I would regard my self as a low risk taker as I seen what happened in the financial crash to people around me in the construction sector
You cant look to be financially independent within in a shorter time frame without exposing yourself to some element of risk.

Again here, you have the advantage, self employed in a much needed growing industry, Low mortgage to property value, in the prime of your working life, combined earnings the guts of €60k

I agree paying down a Mortgage trumps paying into a pension, but as were all different, and if like me, know nothing about investments or stock portfolios etc, then unless you have this knowledge, or, are associated with someone of this profession, I would not dismiss an investment property.

You are in the game, you have contacts in the field. I would be looking for a Do`er upper type of property.

Reason for this thought.

Youngest is 7. In 10/11 years college starts. This would be my investment time frame. Having a property with the majority of the loan paid off capitalizing on the financial/work situation you are in today.

New car will probably be at some stage this year ie spend twenty ,

This bit, I dont really get in that your trying to build a strong future, yet are prepared to sink hard earned cash into the fastest depreciating asset out there.

To me its one or the other. If your serious about building a strong future in a "kind of unpredictable industry", then there are plenty of €10k vehicles out there, with the other €10k chipped off a mortgage..


Registered User
You're young and in a good position.

Buying an investment property is probably a bad idea.
It would take all of your savings for the deposit and even if rental income covered the mortgage you would just be treading water for the next 20 plus years until it's paid off.
The stock market would give you more control and liquidity for your disposable cash while your children are young.
Paying down your mortgage before your kids hit college ,whether by lump sum or regular over payments should be aimed for.
The choosing of the replacement car will actually help you look deeper into what you want against what you really need.

Brendan Burgess

I understand LS's reasons for recommending a property in that Denis's skills means that he can add value.
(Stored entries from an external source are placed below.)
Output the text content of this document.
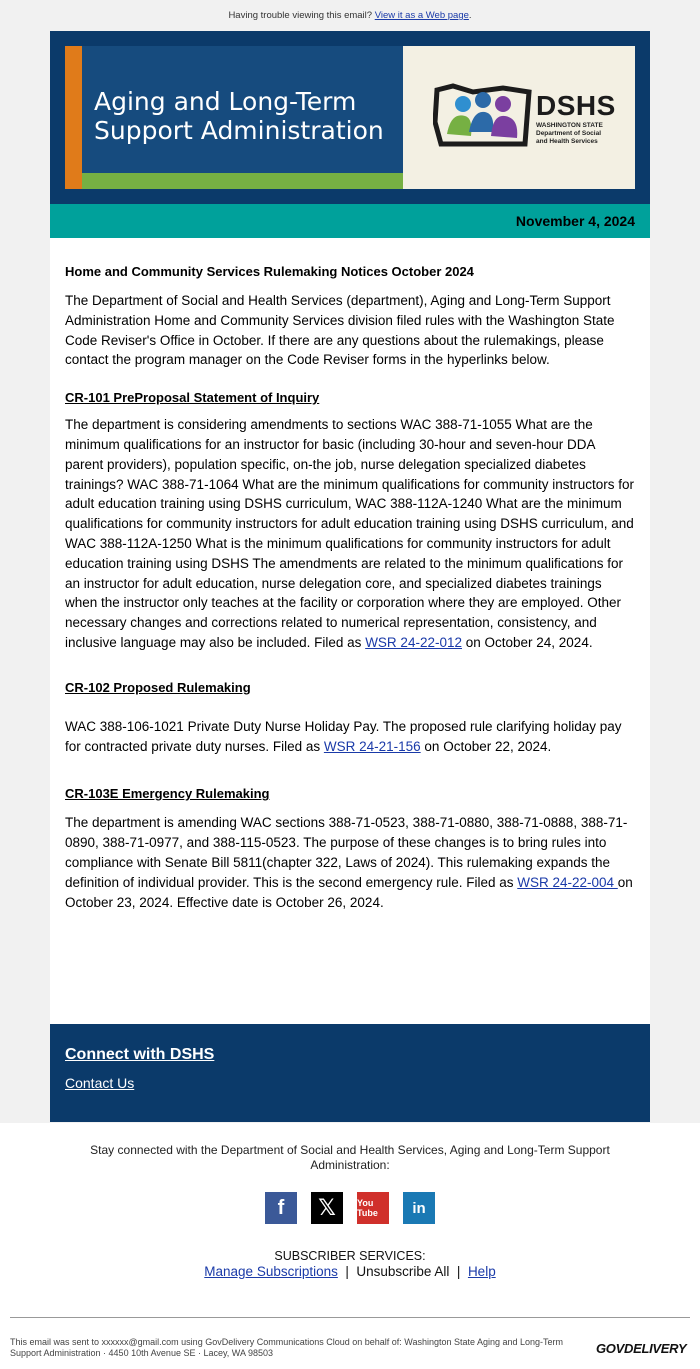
Having trouble viewing this email? View it as a Web page.
Aging and Long-Term
Support Administration
DSHS
WASHINGTON STATE
Department of Social
and Health Services
November 4, 2024
Home and Community Services Rulemaking Notices October 2024

The Department of Social and Health Services (department), Aging and Long-Term Support Administration Home and Community Services division filed rules with the Washington State Code Reviser's Office in October. If there are any questions about the rulemakings, please contact the program manager on the Code Reviser forms in the hyperlinks below.

CR-101 PreProposal Statement of Inquiry

The department is considering amendments to sections WAC 388-71-1055 What are the minimum qualifications for an instructor for basic (including 30-hour and seven-hour DDA parent providers), population specific, on-the job, nurse delegation specialized diabetes trainings? WAC 388-71-1064 What are the minimum qualifications for community instructors for adult education training using DSHS curriculum, WAC 388-112A-1240 What are the minimum qualifications for community instructors for adult education training using DSHS curriculum, and WAC 388-112A-1250 What is the minimum qualifications for community instructors for adult education training using DSHS The amendments are related to the minimum qualifications for an instructor for adult education, nurse delegation core, and specialized diabetes trainings when the instructor only teaches at the facility or corporation where they are employed. Other necessary changes and corrections related to numerical representation, consistency, and inclusive language may also be included. Filed as WSR 24-22-012 on October 24, 2024.

CR-102 Proposed Rulemaking

WAC 388-106-1021 Private Duty Nurse Holiday Pay. The proposed rule clarifying holiday pay for contracted private duty nurses. Filed as WSR 24-21-156 on October 22, 2024.

CR-103E Emergency Rulemaking

The department is amending WAC sections 388-71-0523, 388-71-0880, 388-71-0888, 388-71-0890, 388-71-0977, and 388-115-0523. The purpose of these changes is to bring rules into compliance with Senate Bill 5811(chapter 322, Laws of 2024). This rulemaking expands the definition of individual provider. This is the second emergency rule. Filed as WSR 24-22-004 on October 23, 2024. Effective date is October 26, 2024.

Connect with DSHS
Contact Us
Stay connected with the Department of Social and Health Services, Aging and Long-Term Support Administration:
f	𝕏	You Tube	in
SUBSCRIBER SERVICES:
Manage Subscriptions  |  Unsubscribe All  |  Help
This email was sent to xxxxxx@gmail.com using GovDelivery Communications Cloud on behalf of: Washington State Aging and Long-Term Support Administration · 4450 10th Avenue SE · Lacey, WA 98503	GOVDELIVERY
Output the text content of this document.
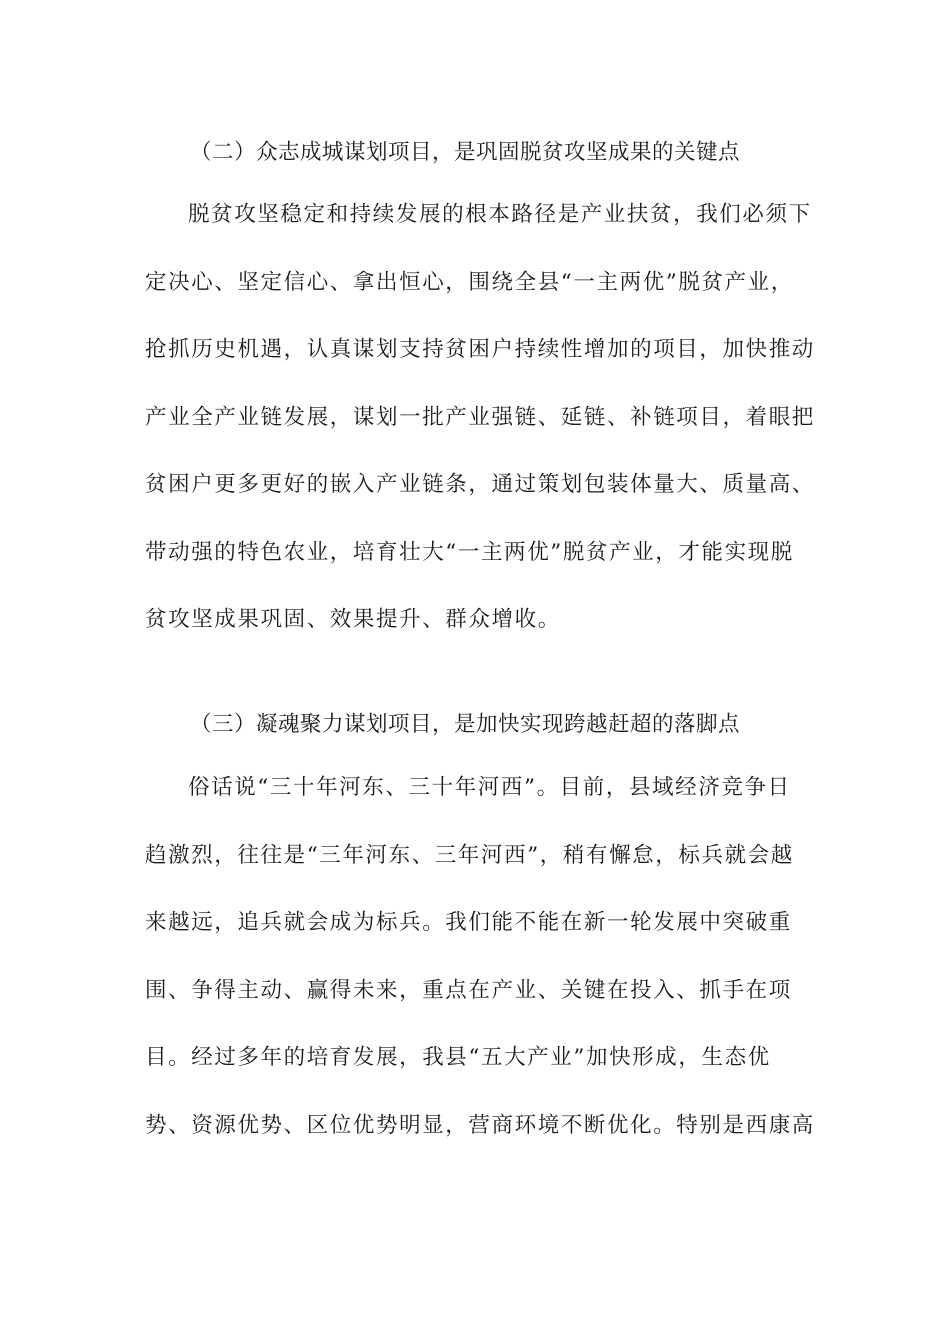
（二）众志成城谋划项目，是巩固脱贫攻坚成果的关键点
脱贫攻坚稳定和持续发展的根本路径是产业扶贫，我们必须下
定决心、坚定信心、拿出恒心，围绕全县“一主两优”脱贫产业，
抢抓历史机遇，认真谋划支持贫困户持续性增加的项目，加快推动
产业全产业链发展，谋划一批产业强链、延链、补链项目，着眼把
贫困户更多更好的嵌入产业链条，通过策划包装体量大、质量高、
带动强的特色农业，培育壮大“一主两优”脱贫产业，才能实现脱
贫攻坚成果巩固、效果提升、群众增收。
（三）凝魂聚力谋划项目，是加快实现跨越赶超的落脚点
俗话说“三十年河东、三十年河西”。目前，县域经济竞争日
趋激烈，往往是“三年河东、三年河西”，稍有懈怠，标兵就会越
来越远，追兵就会成为标兵。我们能不能在新一轮发展中突破重
围、争得主动、赢得未来，重点在产业、关键在投入、抓手在项
目。经过多年的培育发展，我县“五大产业”加快形成，生态优
势、资源优势、区位优势明显，营商环境不断优化。特别是西康高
But it's just too risky. Bad things tend to happen at the same time. His business goes quiet and his income falls just as rents fall and the tenant can't afford or won't pay the rent.

While paying down the mortgage is a guaranteed 3% , tax-free and risk-free return, if he does not want to do this, then equities is the way to go. If he needs his rainyday fund, he can cash the shares in part or in whole. If he has a property with a tenant, he must sell the lot or none at all.